Current CUDA configuration is:
Tue 07 Jun 2022 09:40:42 CET
nvcc: NVIDIA (R) Cuda compiler driver
Copyright (c) 2005-2020 NVIDIA Corporation
Built on Mon_Nov_30_19:08:53_PST_2020
Cuda compilation tools, release 11.2, V11.2.67
Build cuda_11.2.r11.2/compiler.29373293_0

Actually no images were processed despite the job was completed. Still something wrong with CUDA

The job.log file you sent us in includes a 'CUDA driver library not found' error. Please check if the scenario (and its resolution) described by another user under this related topic applies in your case.


Thanks, indeed the problem was with this library! In my case I found the library in the …/cuda-11.2/lib64/stubs/ and just copied it in the parent directory …/cuda-11.2/lib64/

Copying the library from stubs/ is discouraged according to this source. Have you confirmed that patch motion correction and follow-up processing steps now run correctly?

I only tried the patch motion correction, it seems to run correctly. I also have another in …/cuda-11.2/targets/x86_64-linux/lib/stubs/ like that described in related topic Possibly the right way is to create a soft link to this file?

I am not sure.
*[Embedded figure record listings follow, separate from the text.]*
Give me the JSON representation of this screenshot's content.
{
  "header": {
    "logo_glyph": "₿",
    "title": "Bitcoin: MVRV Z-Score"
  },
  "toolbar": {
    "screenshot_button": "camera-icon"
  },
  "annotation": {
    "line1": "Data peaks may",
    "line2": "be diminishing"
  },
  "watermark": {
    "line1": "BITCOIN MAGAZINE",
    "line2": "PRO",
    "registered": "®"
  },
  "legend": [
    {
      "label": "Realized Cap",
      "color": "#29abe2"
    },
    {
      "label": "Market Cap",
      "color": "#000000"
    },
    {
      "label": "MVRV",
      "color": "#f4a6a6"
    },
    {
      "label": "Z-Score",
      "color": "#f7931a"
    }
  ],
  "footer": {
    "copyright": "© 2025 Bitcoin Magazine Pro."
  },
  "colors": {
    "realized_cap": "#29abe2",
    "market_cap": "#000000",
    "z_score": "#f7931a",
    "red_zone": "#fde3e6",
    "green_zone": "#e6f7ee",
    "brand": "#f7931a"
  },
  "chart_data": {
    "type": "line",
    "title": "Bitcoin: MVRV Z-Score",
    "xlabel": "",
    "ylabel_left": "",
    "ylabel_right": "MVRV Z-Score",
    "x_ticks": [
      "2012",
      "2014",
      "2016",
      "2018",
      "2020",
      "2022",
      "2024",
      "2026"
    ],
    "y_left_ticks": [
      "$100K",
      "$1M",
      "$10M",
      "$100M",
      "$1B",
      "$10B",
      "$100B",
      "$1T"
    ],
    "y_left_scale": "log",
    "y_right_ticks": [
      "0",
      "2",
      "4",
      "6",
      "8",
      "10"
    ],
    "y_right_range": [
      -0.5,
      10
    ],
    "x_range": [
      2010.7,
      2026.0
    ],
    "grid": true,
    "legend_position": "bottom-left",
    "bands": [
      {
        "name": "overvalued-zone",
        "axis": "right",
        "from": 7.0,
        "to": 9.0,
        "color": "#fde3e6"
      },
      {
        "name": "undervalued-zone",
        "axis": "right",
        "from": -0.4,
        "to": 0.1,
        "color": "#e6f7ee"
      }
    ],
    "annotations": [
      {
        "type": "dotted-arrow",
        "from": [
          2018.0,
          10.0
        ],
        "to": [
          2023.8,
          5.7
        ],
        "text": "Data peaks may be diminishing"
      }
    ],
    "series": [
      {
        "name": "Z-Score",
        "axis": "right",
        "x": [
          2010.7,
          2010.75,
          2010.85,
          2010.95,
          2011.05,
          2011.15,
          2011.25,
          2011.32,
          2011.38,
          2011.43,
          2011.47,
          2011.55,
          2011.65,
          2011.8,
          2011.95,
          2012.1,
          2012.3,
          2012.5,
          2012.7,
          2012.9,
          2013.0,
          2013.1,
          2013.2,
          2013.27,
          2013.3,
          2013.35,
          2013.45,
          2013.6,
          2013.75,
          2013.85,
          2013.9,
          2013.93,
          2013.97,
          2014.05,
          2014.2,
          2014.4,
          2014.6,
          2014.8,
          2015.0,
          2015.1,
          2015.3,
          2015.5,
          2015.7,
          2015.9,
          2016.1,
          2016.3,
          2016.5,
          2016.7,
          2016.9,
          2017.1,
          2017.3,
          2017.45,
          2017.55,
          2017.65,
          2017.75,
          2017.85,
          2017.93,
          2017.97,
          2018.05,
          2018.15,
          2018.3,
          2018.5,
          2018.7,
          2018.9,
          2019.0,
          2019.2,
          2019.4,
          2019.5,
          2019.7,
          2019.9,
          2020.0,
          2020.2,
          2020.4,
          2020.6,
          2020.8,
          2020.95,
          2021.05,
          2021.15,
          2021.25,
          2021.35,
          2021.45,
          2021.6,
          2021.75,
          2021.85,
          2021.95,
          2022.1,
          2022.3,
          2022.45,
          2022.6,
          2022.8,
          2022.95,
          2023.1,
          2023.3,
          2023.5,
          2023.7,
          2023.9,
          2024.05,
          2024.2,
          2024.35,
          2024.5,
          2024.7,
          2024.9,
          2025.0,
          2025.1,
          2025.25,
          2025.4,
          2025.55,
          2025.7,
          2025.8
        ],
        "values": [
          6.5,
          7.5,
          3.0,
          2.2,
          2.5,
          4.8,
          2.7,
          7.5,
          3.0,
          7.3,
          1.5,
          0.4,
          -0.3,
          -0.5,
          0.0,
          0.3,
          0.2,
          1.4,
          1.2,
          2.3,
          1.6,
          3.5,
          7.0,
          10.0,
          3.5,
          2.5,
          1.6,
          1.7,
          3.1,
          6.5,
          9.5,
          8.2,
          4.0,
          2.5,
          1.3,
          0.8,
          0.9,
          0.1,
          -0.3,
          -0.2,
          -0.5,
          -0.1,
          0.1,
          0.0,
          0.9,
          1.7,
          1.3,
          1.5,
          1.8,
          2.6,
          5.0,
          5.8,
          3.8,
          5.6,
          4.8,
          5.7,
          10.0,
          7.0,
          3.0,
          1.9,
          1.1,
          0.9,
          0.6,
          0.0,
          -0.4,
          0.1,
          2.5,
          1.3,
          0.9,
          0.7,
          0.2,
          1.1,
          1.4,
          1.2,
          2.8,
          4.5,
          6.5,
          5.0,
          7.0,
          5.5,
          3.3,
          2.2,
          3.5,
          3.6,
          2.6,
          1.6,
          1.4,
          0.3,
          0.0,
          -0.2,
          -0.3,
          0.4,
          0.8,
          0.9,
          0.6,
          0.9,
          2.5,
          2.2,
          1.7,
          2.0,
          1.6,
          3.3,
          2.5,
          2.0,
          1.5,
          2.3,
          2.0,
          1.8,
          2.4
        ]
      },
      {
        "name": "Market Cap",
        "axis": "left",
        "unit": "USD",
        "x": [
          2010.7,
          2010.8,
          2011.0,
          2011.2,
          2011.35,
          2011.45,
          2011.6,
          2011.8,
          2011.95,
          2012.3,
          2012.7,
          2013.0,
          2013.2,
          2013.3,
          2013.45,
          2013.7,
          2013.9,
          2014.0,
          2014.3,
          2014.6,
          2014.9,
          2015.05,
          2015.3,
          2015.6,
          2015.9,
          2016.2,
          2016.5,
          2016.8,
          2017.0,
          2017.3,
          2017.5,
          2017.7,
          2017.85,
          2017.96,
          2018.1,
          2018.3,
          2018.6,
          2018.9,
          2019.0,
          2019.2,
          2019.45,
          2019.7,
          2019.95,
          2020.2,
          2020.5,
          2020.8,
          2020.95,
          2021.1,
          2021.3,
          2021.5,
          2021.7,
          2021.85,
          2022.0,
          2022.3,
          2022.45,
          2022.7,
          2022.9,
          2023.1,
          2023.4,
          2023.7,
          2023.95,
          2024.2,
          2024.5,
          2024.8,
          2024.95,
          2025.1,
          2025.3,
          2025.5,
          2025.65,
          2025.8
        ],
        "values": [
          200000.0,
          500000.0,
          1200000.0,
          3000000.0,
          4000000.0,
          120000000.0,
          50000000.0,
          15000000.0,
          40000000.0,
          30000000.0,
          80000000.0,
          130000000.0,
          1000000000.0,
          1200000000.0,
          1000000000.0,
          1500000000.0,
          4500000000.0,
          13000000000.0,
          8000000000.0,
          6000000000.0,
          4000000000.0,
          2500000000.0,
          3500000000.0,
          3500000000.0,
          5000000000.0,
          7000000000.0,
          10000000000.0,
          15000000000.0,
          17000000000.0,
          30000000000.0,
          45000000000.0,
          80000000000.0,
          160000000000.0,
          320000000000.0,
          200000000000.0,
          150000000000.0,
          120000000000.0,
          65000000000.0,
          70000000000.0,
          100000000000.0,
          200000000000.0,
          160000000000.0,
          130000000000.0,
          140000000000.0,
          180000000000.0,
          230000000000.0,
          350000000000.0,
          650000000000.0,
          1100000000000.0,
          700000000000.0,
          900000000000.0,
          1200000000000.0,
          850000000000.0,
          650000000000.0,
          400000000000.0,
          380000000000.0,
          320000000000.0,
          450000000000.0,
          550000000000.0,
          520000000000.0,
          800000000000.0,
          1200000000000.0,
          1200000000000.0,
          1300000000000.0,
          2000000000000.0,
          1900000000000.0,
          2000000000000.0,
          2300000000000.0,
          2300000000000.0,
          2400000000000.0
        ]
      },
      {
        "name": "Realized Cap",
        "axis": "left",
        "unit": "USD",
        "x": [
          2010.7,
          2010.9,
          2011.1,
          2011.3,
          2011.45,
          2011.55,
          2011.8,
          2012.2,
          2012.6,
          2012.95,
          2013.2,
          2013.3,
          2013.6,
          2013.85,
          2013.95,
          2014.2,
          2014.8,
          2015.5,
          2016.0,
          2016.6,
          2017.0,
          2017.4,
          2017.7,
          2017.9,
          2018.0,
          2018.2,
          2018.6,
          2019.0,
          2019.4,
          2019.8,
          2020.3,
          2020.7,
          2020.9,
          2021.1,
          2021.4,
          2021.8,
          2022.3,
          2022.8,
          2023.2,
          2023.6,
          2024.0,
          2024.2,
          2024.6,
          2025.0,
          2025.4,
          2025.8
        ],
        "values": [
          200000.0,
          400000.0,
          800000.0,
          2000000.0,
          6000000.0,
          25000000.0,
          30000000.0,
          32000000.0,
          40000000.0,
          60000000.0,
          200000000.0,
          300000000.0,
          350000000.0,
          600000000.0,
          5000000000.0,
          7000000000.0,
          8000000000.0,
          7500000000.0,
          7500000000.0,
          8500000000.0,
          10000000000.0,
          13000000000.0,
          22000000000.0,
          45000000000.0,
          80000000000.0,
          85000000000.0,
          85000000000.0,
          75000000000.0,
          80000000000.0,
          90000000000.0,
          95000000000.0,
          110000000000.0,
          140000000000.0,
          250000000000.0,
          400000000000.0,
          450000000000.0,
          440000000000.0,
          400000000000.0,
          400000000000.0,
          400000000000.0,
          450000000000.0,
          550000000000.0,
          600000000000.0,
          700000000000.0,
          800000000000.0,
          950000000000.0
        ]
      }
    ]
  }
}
Some users have reported success with this strategy, another source appears to discourage it.
My recommendation (as of December 2022, my views are still evolving):

  1. Do not copy or otherwise link to files inside the stubs directory.
  2. Perform installation of the cuda toolkit and other cuda-related installation steps on a worker with the nvidia drivers installed. This should ensure the availability of a non-stub On ubuntu-22.04 (updated), for example, /usr/lib/x86_64-linux-gnu/ is included in the libnvidia-compute package, on which the nvidia-driver package depends. In case the software installation is to be shared between workers that have different versions of the nvidia driver installed, I would try to perform installation steps on the worker with the oldest version of the drivers, but I have not thoroughly tested this scenario.